Predicting chemical activation energies is one of the longstanding and important challenges in computational chemistry. Recent advances have shown that machine learning can be used to create tools to predict them. Such tools can significantly decrease the computational cost for these predictions compared to traditional methods, which require an optimal path search along a high-dimensional potential energy surface. To enable this new route, we need both large and accurate datasets and a compact yet complete description of the reactions. Although data for chemical reactions is becoming increasingly available, the key step of encoding the reaction as an efficient descriptor remains a big challenge. In this paper, we demonstrate that including electronic energy levels in the description of the reaction significantly improves the prediction accuracy and transferability.
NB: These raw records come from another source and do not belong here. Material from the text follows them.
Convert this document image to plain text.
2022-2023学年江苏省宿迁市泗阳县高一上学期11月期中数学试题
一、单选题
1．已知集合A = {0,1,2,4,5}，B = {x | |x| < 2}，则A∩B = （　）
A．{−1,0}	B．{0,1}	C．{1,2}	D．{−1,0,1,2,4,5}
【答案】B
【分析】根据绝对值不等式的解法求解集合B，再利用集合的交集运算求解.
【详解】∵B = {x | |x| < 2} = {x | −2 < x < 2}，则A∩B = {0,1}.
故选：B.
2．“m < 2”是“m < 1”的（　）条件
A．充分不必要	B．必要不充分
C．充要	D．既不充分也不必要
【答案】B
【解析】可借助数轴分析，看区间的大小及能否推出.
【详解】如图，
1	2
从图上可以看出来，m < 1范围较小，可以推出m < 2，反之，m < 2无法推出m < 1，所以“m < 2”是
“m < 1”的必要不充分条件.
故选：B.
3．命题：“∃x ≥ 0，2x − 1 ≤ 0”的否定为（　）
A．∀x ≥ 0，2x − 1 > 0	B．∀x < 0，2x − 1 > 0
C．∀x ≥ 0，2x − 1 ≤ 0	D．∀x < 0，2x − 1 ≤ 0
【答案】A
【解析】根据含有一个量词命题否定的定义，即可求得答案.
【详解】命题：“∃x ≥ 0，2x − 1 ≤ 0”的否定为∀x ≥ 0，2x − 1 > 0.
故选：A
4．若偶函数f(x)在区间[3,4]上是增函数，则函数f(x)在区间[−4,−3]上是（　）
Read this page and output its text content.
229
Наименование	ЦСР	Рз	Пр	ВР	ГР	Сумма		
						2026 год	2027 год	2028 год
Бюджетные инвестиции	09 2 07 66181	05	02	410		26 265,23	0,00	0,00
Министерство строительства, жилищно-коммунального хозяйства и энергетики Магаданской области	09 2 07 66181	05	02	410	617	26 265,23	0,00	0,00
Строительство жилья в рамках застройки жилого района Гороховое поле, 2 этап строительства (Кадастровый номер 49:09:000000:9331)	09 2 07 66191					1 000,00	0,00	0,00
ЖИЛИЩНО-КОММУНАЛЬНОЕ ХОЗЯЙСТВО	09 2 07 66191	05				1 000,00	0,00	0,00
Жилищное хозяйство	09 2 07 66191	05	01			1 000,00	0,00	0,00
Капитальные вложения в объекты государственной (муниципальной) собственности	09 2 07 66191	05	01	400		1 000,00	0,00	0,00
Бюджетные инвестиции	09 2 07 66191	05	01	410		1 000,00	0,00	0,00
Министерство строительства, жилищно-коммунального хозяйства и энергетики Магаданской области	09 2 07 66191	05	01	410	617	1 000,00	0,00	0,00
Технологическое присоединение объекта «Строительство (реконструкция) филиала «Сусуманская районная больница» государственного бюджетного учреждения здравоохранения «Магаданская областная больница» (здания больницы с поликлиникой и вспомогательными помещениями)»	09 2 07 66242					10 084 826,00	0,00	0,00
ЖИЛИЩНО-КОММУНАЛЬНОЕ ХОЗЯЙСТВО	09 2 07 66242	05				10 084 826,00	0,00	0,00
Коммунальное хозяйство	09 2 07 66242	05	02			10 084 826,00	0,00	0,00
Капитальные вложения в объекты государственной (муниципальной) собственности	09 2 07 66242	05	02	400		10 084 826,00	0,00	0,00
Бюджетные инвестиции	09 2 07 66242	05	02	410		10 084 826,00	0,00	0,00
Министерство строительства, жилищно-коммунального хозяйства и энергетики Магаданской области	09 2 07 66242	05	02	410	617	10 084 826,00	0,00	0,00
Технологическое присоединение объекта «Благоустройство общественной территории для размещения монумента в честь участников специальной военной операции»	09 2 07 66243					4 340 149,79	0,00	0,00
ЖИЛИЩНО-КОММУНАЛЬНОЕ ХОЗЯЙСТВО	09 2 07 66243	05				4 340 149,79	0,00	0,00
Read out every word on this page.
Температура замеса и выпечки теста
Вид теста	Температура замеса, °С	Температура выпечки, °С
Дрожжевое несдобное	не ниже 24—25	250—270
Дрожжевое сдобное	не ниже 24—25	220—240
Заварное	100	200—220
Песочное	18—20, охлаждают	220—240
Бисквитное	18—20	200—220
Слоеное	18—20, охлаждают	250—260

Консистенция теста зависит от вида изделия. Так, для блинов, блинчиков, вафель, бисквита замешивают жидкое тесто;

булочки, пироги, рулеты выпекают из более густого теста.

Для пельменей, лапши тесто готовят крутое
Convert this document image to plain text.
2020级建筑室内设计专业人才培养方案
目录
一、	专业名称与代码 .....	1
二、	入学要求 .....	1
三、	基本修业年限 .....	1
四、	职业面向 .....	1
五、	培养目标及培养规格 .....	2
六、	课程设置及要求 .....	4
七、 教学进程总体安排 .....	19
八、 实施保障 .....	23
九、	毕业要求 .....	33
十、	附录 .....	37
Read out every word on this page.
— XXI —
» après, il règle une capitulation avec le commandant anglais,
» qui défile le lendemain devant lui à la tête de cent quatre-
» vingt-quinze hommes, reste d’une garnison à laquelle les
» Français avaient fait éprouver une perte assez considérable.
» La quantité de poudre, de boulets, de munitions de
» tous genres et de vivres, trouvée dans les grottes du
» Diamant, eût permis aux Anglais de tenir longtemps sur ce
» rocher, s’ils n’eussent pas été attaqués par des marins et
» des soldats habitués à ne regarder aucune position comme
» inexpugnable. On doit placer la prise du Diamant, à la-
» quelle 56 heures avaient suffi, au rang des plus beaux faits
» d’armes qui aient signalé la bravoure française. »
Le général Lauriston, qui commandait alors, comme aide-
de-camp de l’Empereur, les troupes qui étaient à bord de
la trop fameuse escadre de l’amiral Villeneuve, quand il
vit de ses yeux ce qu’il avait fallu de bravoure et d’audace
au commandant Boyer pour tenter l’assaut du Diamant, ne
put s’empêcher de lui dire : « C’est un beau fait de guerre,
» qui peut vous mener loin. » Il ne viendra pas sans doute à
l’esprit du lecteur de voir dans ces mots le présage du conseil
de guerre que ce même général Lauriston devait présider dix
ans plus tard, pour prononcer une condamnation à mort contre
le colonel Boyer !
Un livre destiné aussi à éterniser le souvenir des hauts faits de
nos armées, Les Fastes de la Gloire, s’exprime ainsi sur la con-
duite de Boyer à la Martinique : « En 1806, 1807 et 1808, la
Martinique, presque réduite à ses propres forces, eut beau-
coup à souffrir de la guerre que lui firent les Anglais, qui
Feature importance analysis further demonstrates that electronic energy levels have a higher importance than some structural information and typically require less space in the reaction encoding vector. In general, we observe that the results of the feature importance analysis relate well to the domain knowledge of fundamental chemical principles. This work can help to build better chemical reaction encodings for machine learning and thus improve the predictions of machine learning models for reaction activation energies. These models could ultimately be used to recognize reaction limiting steps in large reaction systems, allowing to account for bottlenecks at the design stage.
预测化学活化能是计算化学中长期存在的重要挑战之一。最近的进展表明,机器学习可用于创建预测活化能的工具。与传统方法相比,此类工具可显著降低这些预测的计算成本,传统方法需要沿着高维势能面进行最优路径搜索。为实现这一新途径,我们既需要大量且准确的数据集,也需要对反应进行紧凑而完整的描述。尽管化学反应数据越来越容易获取,但将反应编码为有效描述符的关键步骤仍然是一个巨大挑战。在本文中,我们证明在反应描述中纳入电子能级可显著提高预测准确性和可转移性。特征重要性分析进一步表明,电子能级比某些结构信息具有更高的重要性,并且在反应编码向量中通常需要更少的空间。总体而言,我们观察到特征重要性分析的结果与基础化学原理的领域知识密切相关。这项工作有助于为机器学习构建更好的化学反应编码,从而改进机器学习模型对反应活化能的预测。这些模型最终可用于识别大型反应系统中的反应限速步骤,从而在设计阶段考虑瓶颈问题。